L‘approche mathématique, cette manière simpliste de rationaliser le problème démographique rend de toutes les façons et à plus ou moins brève échéance la fin d’Erets Israël inéluctable. En effet, 20% d’Arabes à l’intérieur de la ligne verte ne perdent rien pour attendre et la quadrature du cercle, demeure indivisible. Le danger qui passe par le bulletin de vote reste le même sauf que cette fois, c’est pour après après-demain. Big deal !

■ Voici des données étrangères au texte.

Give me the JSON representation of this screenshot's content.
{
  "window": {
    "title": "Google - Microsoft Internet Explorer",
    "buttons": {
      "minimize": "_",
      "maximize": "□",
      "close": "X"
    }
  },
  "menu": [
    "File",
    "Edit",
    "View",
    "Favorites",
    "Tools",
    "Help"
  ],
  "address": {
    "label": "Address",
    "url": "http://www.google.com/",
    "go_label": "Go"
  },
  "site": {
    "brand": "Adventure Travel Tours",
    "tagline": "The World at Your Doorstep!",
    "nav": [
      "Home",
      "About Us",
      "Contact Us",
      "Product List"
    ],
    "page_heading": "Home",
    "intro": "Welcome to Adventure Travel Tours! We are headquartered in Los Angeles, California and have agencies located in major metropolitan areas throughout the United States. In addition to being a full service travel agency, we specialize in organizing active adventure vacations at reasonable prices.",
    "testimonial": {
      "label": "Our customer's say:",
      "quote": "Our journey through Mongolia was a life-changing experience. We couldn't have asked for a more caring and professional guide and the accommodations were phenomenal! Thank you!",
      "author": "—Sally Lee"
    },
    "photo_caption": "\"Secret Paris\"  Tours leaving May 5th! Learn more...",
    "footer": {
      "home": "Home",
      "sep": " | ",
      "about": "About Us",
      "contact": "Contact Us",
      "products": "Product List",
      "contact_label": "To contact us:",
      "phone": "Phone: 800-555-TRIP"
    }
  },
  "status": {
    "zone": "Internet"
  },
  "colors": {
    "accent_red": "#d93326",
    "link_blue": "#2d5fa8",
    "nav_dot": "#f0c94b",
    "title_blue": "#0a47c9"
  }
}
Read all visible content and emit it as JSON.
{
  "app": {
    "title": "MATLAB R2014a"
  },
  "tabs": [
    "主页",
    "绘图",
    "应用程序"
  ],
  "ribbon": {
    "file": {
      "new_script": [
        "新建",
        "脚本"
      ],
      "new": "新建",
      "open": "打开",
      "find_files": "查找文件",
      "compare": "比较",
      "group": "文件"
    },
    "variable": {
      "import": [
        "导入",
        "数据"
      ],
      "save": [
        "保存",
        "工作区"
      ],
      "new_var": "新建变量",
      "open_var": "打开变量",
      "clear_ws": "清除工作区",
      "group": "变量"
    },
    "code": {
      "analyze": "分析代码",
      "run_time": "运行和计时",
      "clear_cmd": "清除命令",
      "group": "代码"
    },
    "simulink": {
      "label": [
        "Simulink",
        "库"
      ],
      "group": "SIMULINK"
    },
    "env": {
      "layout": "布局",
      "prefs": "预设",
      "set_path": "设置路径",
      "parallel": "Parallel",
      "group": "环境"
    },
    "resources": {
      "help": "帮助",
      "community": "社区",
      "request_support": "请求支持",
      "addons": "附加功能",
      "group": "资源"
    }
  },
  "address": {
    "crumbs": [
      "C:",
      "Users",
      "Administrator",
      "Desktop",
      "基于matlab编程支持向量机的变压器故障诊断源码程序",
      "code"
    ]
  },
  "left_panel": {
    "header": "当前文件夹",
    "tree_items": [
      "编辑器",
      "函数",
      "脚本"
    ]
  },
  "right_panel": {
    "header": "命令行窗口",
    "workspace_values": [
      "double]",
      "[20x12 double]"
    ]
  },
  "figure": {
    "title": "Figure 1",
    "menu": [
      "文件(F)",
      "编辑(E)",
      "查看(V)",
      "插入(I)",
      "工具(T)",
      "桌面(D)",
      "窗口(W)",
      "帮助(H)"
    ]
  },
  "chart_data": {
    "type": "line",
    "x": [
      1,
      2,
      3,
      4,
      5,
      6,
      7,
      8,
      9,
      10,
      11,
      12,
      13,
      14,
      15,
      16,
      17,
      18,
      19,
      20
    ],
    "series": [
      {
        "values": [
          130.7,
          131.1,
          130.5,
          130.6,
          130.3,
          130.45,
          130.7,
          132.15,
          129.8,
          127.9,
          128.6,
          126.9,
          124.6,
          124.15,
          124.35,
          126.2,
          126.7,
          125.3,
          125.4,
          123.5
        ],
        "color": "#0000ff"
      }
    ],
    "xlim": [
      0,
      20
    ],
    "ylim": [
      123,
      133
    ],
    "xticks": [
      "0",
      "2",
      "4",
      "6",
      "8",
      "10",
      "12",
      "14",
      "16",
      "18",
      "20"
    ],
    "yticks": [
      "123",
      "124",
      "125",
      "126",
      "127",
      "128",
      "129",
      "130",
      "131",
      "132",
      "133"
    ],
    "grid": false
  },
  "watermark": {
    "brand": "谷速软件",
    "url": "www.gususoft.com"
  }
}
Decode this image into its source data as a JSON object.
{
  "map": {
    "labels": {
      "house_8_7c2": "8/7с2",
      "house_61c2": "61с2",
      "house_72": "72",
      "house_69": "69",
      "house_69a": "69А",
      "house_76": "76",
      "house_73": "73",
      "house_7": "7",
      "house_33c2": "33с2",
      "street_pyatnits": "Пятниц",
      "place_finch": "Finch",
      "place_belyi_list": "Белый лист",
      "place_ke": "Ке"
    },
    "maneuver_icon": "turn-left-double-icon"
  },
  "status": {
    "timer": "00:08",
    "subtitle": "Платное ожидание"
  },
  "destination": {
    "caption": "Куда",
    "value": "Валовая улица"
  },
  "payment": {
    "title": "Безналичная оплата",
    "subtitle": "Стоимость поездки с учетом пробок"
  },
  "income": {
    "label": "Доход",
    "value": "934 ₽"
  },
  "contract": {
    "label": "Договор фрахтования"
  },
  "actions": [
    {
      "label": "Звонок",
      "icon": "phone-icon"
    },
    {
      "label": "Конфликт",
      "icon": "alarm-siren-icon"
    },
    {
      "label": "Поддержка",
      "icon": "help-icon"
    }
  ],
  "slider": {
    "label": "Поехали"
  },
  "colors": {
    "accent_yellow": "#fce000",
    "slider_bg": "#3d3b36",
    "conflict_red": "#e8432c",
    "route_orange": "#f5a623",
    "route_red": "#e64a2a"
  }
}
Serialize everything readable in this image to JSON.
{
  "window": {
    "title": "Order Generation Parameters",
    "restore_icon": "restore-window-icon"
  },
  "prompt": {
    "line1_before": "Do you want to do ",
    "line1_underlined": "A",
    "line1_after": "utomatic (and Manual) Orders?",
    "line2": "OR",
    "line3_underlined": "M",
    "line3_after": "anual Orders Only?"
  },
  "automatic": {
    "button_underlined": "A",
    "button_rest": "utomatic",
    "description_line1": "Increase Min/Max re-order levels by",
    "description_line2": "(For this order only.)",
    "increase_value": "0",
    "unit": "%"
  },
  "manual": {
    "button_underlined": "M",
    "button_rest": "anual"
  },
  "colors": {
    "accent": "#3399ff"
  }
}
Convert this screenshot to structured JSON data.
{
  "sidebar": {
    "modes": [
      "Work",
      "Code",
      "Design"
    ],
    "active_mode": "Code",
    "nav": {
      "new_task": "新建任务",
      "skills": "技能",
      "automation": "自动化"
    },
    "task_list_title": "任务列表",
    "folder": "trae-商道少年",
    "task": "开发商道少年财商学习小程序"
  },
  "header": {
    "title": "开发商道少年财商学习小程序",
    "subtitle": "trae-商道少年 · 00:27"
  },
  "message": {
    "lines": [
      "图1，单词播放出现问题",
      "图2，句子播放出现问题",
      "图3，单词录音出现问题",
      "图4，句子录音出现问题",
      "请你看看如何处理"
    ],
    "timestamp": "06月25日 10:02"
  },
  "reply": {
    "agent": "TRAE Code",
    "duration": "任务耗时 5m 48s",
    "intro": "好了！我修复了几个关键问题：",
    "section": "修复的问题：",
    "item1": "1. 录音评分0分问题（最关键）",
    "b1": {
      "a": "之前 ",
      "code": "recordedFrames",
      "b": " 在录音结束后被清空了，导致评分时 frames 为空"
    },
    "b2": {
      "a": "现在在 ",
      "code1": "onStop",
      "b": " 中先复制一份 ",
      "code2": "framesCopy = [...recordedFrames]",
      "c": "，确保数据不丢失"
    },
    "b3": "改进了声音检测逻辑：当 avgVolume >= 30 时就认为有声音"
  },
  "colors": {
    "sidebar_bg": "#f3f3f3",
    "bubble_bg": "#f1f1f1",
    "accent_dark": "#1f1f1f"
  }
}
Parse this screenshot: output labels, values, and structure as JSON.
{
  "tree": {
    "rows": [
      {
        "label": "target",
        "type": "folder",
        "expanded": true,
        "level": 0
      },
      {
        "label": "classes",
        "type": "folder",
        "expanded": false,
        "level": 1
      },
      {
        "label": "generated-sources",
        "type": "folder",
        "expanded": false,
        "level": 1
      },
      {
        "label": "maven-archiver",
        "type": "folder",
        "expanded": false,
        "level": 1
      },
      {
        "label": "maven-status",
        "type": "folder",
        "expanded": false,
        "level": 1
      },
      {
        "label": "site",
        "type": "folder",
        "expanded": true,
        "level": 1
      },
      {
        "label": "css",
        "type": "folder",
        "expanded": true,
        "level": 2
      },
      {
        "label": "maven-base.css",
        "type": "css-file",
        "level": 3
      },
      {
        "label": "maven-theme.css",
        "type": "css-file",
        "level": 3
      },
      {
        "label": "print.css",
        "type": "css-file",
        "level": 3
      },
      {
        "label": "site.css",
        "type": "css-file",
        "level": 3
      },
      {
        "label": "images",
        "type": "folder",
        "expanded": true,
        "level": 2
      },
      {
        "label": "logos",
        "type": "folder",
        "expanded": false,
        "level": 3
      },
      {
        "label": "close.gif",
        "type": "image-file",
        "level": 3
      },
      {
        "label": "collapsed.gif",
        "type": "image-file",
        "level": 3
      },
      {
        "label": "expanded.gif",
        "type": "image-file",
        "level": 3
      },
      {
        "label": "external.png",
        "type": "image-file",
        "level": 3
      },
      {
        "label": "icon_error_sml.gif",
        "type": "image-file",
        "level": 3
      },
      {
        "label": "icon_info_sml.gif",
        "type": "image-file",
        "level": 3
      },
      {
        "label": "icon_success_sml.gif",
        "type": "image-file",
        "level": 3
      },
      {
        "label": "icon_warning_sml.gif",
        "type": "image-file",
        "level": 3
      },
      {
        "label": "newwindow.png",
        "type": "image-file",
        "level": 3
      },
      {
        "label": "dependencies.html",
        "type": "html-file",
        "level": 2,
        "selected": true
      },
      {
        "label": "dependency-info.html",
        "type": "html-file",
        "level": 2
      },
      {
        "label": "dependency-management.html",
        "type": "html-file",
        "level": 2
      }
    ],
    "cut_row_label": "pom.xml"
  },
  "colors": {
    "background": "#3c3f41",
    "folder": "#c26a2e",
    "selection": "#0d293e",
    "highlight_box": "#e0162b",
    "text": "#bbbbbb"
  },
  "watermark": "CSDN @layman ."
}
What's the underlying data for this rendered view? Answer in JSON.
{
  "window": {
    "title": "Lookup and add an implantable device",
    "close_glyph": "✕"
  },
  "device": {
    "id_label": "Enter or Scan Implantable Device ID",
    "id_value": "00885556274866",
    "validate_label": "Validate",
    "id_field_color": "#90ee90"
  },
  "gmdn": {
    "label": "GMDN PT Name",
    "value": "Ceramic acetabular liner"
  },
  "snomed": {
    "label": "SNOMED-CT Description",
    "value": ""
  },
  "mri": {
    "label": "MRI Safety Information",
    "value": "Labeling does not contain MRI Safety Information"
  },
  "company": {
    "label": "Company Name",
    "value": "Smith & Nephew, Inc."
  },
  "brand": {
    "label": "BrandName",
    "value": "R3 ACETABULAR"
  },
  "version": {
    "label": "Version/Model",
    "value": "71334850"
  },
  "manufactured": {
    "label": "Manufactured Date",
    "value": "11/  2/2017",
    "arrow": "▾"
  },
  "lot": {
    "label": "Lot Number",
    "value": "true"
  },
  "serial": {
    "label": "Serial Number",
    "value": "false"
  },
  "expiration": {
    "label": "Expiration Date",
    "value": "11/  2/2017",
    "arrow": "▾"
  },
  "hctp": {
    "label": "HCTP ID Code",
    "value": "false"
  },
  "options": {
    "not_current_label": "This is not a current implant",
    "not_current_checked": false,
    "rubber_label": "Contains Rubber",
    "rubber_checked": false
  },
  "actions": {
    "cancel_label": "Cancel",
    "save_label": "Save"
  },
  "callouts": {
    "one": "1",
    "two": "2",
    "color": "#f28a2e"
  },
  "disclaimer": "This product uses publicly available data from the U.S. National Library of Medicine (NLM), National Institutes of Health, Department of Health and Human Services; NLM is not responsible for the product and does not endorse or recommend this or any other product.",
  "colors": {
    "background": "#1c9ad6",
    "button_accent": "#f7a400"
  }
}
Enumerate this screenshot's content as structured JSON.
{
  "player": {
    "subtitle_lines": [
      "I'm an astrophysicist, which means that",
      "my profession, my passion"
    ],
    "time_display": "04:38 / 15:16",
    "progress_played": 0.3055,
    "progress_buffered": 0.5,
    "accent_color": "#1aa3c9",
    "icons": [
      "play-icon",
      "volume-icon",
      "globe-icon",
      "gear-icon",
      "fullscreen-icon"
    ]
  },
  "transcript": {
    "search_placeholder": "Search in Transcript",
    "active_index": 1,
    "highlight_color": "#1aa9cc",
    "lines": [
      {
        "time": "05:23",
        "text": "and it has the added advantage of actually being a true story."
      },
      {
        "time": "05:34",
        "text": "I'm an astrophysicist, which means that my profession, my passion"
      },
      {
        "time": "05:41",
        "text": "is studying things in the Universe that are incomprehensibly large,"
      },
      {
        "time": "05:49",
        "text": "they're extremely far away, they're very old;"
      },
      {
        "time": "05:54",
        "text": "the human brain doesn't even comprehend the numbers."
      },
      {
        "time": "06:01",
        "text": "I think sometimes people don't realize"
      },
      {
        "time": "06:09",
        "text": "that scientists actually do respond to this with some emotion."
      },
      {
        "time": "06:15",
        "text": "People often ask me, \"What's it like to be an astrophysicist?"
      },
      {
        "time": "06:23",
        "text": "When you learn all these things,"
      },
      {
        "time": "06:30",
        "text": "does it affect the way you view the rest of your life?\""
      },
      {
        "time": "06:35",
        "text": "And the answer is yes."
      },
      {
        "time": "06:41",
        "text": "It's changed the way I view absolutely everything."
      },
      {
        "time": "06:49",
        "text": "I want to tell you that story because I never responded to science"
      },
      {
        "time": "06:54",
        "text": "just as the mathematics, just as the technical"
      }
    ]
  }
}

Autrement dit, en cherchant l’erreur, on déduit ce qui est implicite dans le discours de l’extrême-gauche israélienne : il n’aurait pas fallu faire renaître l’État d’Israël en lieu et place où il fut royaume selon la… légende ? En revanche, à supposer que nous sachions nous vendre à nos voisins, une dhimmitude dans sa version la plus soft ne ferait-elle pas l’affaire pour la plus grande satisfaction des automobilistes qui se font racketter par les pompistes pour le compte des Etats ?
Qu’importe…
– Que les guerres aient été diligentées par ceux-là mêmes que Yossi Beilin regarde comme des victimes,
– Que les revendications ennemies aillent crescendo, frontières 67, puis Frontières 48, puis retour des réfugiés, puis souveraineté entière sur Jérusalem et les lieux saints, puis Haïfa, puis… ,
– Les Trois “NON” de Khartoum et les démystifications de Taba et de Genève,
– Que l’état palestinien sensé s’étendre sur Israël n’existe que virtuellement,
– Que le Roi de Jordanie ne soit pas pressé de voir surgir cette entité qui le détrônerait à la première occasion,
– Que Les fondements d’Eretz Israël soient hâtivement fragilisés par un parti politique traditionnellement minoritaire,
L’essentiel n’est-il pas qu’une équipe de droite puisse changer de camp et d’avis tout en se donnant les moyens de twister le peuple pour conserver le pouvoir ?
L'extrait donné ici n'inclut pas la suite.